ATI RN
ATI Nutrition Practice Test B 2019
1. Membership dropout generally occurs in group therapy after a member:
- A. Accomplishes his goal in joining the group
- B. Discovers that his feelings are shared by the group members
- C. Experiences feelings of frustration in the group
- D. Discusses personal concerns with group members
Correct answer: B
Rationale: Nursing interventions should be grounded in a deep understanding of the physiological processes involved, ensuring that care provided is both effective and efficient.
2. Thiamin
- A. Vitamin B1
- B. Vitamin B2
- C. Vitamin B3
- D. Vitamin B12
Correct answer: A
Rationale: Thiamin, or Vitamin B1, plays a crucial role in energy metabolism and the proper functioning of the nervous system.
3. A nurse is providing teaching to a group of older adults about oil-rich foods. Which of the following foods should be included as the equivalent of 6 tsp of oil?
- A. 1 tbsp soft margarine
- B. 1?2 oz of nuts
- C. 2 tbsp peanut butter
- D. 1 oz sunflower seeds
Correct answer: C
Rationale: The correct answer is 2 tbsp peanut butter. 6 teaspoons of oil are equivalent to 2 tablespoons of oil. Peanut butter is a good source of oil and healthy fats. Choice A, 1 tbsp soft margarine, is incorrect because 1 tablespoon is not equivalent to 6 teaspoons. Choice B, 1?2 oz of nuts, is incorrect as nuts are not equivalent to oil-rich foods in this context. Choice D, 1 oz sunflower seeds, is incorrect because 1 ounce of sunflower seeds is not equivalent to 6 teaspoons of oil.
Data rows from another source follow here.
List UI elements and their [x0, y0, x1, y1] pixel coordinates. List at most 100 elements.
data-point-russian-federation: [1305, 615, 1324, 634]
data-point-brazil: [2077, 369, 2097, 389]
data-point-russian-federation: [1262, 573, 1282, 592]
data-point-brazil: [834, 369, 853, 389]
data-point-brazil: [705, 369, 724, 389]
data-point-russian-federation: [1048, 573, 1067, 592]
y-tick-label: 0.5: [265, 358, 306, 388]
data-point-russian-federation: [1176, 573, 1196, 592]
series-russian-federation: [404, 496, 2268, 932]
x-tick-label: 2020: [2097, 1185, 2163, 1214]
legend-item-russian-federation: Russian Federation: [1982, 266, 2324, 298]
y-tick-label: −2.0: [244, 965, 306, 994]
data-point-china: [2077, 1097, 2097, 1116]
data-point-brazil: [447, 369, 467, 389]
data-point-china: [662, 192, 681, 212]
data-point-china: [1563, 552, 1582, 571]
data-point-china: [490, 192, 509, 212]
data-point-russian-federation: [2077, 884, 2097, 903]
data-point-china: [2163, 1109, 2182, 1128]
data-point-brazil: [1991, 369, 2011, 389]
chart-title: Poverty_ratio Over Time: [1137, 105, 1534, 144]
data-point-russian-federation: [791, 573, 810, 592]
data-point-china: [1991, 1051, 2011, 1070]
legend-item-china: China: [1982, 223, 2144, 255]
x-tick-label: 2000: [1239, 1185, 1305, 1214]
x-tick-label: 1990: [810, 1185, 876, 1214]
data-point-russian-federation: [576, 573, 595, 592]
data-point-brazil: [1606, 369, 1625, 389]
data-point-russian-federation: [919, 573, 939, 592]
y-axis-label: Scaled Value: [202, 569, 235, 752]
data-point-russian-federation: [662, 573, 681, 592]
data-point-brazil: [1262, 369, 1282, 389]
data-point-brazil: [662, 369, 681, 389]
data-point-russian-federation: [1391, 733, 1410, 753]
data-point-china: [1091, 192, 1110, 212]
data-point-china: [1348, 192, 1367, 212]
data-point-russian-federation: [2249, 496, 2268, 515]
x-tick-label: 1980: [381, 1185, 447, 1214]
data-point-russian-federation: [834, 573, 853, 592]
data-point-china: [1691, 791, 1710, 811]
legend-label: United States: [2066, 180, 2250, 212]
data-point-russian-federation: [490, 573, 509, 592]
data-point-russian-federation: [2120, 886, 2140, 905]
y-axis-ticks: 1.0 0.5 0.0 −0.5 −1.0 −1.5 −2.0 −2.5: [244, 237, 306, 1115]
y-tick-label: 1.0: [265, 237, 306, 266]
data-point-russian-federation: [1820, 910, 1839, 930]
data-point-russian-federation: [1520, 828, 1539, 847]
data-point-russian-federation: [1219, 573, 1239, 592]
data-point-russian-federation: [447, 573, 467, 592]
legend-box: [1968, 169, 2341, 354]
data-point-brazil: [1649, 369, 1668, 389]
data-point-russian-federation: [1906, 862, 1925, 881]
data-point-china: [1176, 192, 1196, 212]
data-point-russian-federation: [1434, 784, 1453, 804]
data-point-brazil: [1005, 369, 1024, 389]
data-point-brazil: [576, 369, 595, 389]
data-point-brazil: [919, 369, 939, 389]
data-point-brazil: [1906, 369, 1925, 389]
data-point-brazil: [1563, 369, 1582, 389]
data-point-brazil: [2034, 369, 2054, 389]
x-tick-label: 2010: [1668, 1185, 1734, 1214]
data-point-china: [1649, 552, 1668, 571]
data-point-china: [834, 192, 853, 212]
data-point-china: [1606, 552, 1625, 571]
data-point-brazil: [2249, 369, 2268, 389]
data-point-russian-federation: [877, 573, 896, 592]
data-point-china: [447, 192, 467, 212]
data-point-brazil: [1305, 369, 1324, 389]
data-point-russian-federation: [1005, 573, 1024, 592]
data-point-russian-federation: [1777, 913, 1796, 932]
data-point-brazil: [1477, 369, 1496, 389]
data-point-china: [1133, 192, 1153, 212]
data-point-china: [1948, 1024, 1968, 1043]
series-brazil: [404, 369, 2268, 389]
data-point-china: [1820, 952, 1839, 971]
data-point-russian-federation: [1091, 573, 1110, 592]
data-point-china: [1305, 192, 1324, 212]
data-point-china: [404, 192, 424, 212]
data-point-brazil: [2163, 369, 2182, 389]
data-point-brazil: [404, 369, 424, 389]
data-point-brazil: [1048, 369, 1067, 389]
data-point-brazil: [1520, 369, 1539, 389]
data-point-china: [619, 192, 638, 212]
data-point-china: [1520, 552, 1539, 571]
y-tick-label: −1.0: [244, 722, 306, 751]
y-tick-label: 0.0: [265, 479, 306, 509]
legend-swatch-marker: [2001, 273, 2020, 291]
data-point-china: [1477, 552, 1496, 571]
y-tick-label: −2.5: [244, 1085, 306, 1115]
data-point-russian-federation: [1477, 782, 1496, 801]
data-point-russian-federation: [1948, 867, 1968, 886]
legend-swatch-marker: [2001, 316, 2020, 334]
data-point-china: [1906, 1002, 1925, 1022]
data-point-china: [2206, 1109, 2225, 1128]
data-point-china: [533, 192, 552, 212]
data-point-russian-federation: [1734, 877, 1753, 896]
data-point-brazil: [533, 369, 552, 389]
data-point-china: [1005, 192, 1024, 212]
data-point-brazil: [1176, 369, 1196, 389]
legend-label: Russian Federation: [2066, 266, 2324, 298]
4. What type of diet would most likely benefit a patient with cystic fibrosis?
- A. Low sodium
- B. Low fat
- C. Clear liquid
- D. High calorie, high protein
Correct answer: D
Rationale: Patients with cystic fibrosis often have malabsorption issues, leading to increased energy needs. A high-calorie, high-protein diet is recommended to help meet these needs, support growth, and maintain overall health. Choices A, B, and C do not address the specific dietary requirements associated with cystic fibrosis, making them less beneficial for these patients.
5. What nursing diagnosis would be most appropriate for a patient with heart failure?
- A. risk for infection
- B. fluid volume excess
- C. impaired body temperature
- D. ineffective airway clearance
Correct answer: B
Rationale: The most appropriate nursing diagnosis for a patient with heart failure is 'fluid volume excess.' In heart failure, the heart's reduced pumping ability leads to fluid retention, causing an excess of fluid in the body. This can result in symptoms such as edema, shortness of breath, and weight gain. 'Risk for infection,' 'impaired body temperature,' and 'ineffective airway clearance' are not the most appropriate nursing diagnoses for a patient with heart failure as they do not directly relate to the pathophysiology and common issues seen in heart failure patients.